- Born: 1943 (age 82–83)
- Education: Yale University, University of Virginia
- Known for: Use of interferon in treatment of hepatitis
- Awards: AASLD, Canadian Liver Foundation Gold Metal Award, NIH Director's Award, Hepatitis B Foundation Distinguished Scientist
- Scientific career
- Fields: Diseases of the liver
- Workplaces: National Institutes of Health

= Jay Houston Hoofnagle =

American physician (born 1943)

Jay Houston Hoofnagle is an American Doctor of Medicine. He is a leading expert in hepatotoxicity, hepatitis, cirrhosis and other diseases of the liver, and director of the Liver Disease Research Branch in the Division of Digestive Diseases and Nutrition at the National Institutes of Health.

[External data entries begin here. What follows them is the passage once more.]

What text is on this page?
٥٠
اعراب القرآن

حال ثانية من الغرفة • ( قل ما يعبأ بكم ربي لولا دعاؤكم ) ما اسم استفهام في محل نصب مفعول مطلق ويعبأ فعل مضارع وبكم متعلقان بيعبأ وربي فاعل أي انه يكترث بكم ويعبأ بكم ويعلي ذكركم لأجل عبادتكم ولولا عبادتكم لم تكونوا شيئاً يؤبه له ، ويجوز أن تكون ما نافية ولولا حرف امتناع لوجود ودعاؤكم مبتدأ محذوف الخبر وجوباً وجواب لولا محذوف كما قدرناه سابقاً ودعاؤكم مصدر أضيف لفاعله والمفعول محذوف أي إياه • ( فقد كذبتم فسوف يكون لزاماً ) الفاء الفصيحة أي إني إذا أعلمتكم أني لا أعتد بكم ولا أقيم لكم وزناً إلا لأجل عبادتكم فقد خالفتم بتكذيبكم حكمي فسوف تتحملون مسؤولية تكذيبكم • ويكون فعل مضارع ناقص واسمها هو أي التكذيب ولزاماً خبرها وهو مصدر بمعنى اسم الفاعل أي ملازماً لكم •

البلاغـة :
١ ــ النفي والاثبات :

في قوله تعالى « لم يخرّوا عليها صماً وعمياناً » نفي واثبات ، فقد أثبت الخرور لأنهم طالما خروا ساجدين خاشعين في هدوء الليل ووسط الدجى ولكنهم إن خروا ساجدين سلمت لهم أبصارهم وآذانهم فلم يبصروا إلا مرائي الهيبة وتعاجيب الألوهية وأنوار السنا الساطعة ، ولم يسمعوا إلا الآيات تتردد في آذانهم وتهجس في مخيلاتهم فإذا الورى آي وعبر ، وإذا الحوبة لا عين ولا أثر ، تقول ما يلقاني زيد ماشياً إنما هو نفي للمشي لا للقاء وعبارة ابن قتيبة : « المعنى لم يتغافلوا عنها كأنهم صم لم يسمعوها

Hoofnagle performed the first clinical trial on interferon for chronic hepatitis B. While it was believed that hepatitis was untreatable in the 1980s, Hoofnagle's trials at the National Institutes of Health using interferon during that period resulted in the first cures of hepatitis C infected patients. His graduate work is notable for elucidating serologic response to hepatitis infection and is included in many textbook descriptions of hepatitis infection as a classic piece of virology. Hoofnagle is the author of over 500 peer-reviewed articles on liver diseases, and his Scopus h-index as of August 2019 is 120.

==Career==
Hoofnagle leads the Liver Disease Research Branch at NIDDK, and has done so since he was tapped for the position in 2003. In this capacity, Hoofnagle oversees the Drug-Induced Liver Injury Network and LiverTox, a database that provides "comprehensive and unbiased information about drug induced liver injury caused by prescription and nonprescription drugs, herbal and dietary supplements." Data produced from this network showed that dietary supplements account for nearly 20 percent of drug-induced liver injuries.

Prior to his current role, Hoofnagle was the Director of the Division of Digestive Diseases and Nutrition at the National Institute of Diabetes & Digestive & Kidney Diseases. Before joining the National Institutes of Health, he was a senior scientist at the Hepatitis Branch, Division of Blood and Blood Products, Food and Drug Administration. Commissioned in the United States Public Health Service in 1978, he rose to the rank of Captain before retirement from the Public Health Service and switch to Civil Service.

==Education and training==
- Fellow in gastroenterology and hepatology, Virginia Hospital, Washington, D.C., 1976–78
- Medical residency, Virginia Hospital, Washington, D.C., 1975–76
- Staff fellow, Bureau of Biologics, Food and Drug Administration, Bethesda, Maryland, 1973–75
- Resident in internal medicine, University of Virginia Hospital, 1972
- Medical intern, University of Virginia Hospital, 1971
- M.D., Yale University, 1970
- BA, German Literature, University of Virginia, 1965

==Awards==
- National Institutes of Health Director's Award 2013, For outstanding contributions to the development and implementation of the DHHS Action Plan for the Prevention, Care & Treatment of Viral Hepatitis
- Hepatitis B Foundation Distinguished Scientist 2003, for outstanding contributions to advancing out the Foundation's "Cause for a Cure."
- American Association for the Study of Liver diseases distinguished achievement award 2001
- Gold Medal from the Canadian Association for the Study of the Liver 2001, for contributions to liver disease research.

==Books==
- Hoofnagle, Jay H., and T. Jake Liang. 2000. Hepatitis C: biomedical research reports. San Diego [ua]: Academic Press. The New England Journal of Medicine reviewed this work as, "an outstanding contribution to the challenging field of HCV infection. The editors have succeeded in their goal to 'illustrate that the marriage between basic science and clinical medicine is paramount in our ultimate success of controlling this global health problem.'"
- Jay H. Hoofnagle, Consensus Development Conference Management of Hepatitis B. 2009. NIH Consensus development conference management of Hepatitis B: October 20–22, 2008. Hoboken, New Jersey: Wiley Interscience.
- Hoofnagle, Jay H., and Zachary D. Goodman. 1991. Liver biopsy, interpretation for the 1990s: clinicopathologic correlations in liver disease (Chicago, Illinois): American Association for the Study of Liver Diseases.
- Hoofnagle, Jay Houston, and Mario Rizzetto. 1990. Management of chronic viral hepatitis: focus on INTRON A (interferon alfa 2b) (proceedings of a Symposium). Amsterdam: Elsevier.
- Hoofnagle, Jay H., and E. Anthony Jones. 1989. Interferon therapy of chronic viral hepatitis. New York: Thieme Medical Publishers.
- Hoofnagle, Jay H. 1981. Types A and B viral hepatitis. North Chicago, IL: Abbott Laboratories, Diagnostics Division.
- Hoofnagle, J.H. 1981. Serologic markers of hepatitis B virus infection. California: Annual Reviews.